In response, Pollak acknowledged that the team could have “improved the way we communicated to the Solana Foundation, but the idea that there’s some conspiracy here is just ungrounded in reality.”
Skepticism from Solana's Co-Founder
The discussion thread had already gained significant attention and caught the eye of Anatoly Yakovenko, co-founder of Solana. Yakovenko suggested, “Migrate Base apps to Solana so they execute on Solana and the transactions are linearized by Solana staked block producers. That would be good for Solana developers. Otherwise, it’s alignment bullshit.”
Throughout the debate, Pollak repeatedly emphasized that Base had announced the bridge in September and had begun discussions with Yakovenko and others in May. He reiterated that the bridge is bidirectional, intended to benefit developers on both Base and Solana by providing access to each other's economies.
Despite these assurances, prominent figures within the Solana community argue that the manner in which Base launched the bridge suggests its primary function is to divert Solana's capital into Base's ecosystem, while marketing it as reciprocal infrastructure.
If the bridge exclusively facilitates Base applications importing Solana assets, while retaining all execution and fee revenue on Base, it effectively extracts value from the SOL ecosystem without offering reciprocal benefits. This scenario aligns with the "vampire attack" thesis put forth by individuals like Yakovenko.
Pollak remains convinced that this is not the case, arguing in the thread that both chains can engage in competition and collaboration simultaneously. He stated that the bridge was developed in response to a desire from developers on both sides for access to each other's economies.
He also claimed that Base made attempts to engage Solana ecosystem participants during the nine months of bridge development. However, he noted that, with the exception of some meme projects like Trencher and Chillhouse that chose to collaborate, "folks weren’t really interested."
Norby and Akshay countered this by arguing that releasing a repository without coordinating launch partners or working with the Solana Foundation suggests a tactical extraction strategy disguised as open-source infrastructure.
Solana's Potential Gains from the Base Bridge
Prominent voices in the Solana community contend that through this bridge, Base gains immediate access to Solana's significant cultural and financial momentum. This is particularly noteworthy given Solana's recent prominence in meme coin trading, NFT speculation, and retail onboarding over the past year.
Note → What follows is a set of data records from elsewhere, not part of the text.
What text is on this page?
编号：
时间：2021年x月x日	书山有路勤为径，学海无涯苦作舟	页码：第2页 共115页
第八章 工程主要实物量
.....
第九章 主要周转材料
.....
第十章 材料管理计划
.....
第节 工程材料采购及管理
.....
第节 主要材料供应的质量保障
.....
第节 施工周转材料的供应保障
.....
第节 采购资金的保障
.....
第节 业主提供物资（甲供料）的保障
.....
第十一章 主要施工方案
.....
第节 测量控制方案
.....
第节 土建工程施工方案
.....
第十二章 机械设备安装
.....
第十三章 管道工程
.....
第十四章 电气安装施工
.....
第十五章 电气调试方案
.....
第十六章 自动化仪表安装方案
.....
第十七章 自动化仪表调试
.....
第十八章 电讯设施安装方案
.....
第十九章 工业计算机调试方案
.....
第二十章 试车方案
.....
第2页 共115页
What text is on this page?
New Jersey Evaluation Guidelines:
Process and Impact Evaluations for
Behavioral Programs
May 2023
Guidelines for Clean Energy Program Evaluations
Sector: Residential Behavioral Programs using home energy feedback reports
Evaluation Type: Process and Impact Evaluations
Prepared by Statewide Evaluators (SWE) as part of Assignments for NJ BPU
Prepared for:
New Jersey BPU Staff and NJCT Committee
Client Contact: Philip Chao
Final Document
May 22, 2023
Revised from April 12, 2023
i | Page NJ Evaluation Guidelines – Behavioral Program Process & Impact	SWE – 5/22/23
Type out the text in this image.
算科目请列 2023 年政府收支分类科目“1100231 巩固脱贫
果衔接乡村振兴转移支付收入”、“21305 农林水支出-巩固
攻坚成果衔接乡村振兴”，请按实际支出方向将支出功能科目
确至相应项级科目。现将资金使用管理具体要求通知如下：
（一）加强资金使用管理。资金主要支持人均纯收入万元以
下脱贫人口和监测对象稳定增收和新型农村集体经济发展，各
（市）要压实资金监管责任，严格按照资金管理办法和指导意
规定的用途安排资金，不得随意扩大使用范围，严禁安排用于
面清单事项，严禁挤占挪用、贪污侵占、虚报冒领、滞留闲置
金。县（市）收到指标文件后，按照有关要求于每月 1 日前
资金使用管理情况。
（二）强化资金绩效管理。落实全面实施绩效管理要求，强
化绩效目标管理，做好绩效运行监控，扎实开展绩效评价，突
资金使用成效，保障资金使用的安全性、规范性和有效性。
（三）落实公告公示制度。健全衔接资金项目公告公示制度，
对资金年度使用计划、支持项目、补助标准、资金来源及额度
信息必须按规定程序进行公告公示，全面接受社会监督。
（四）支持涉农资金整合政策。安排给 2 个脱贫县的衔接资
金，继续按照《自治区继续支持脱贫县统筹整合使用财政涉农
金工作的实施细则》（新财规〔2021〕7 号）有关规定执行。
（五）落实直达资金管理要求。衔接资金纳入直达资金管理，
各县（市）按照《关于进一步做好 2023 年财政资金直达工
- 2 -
By integrating SOL and SPL tokens into Base applications, Base benefits from this energy and positions itself as a "neutral" interoperability layer connecting various ecosystems.
Advocates for Solana maintain that the network only gains optionality, not guaranteed value capture, from this arrangement. For the relationship to be truly reciprocal, the bridge must incentivize Base developers to experiment with execution on Solana or encourage Solana applications to utilize Base liquidity pools for bridged assets.
Should the bridge function primarily as a one-way conduit, channeling Solana assets into Base's economy, Solana risks becoming a feeder chain for Base's decentralized finance sector rather than a primary destination. In such a scenario, Solana would be the losing party.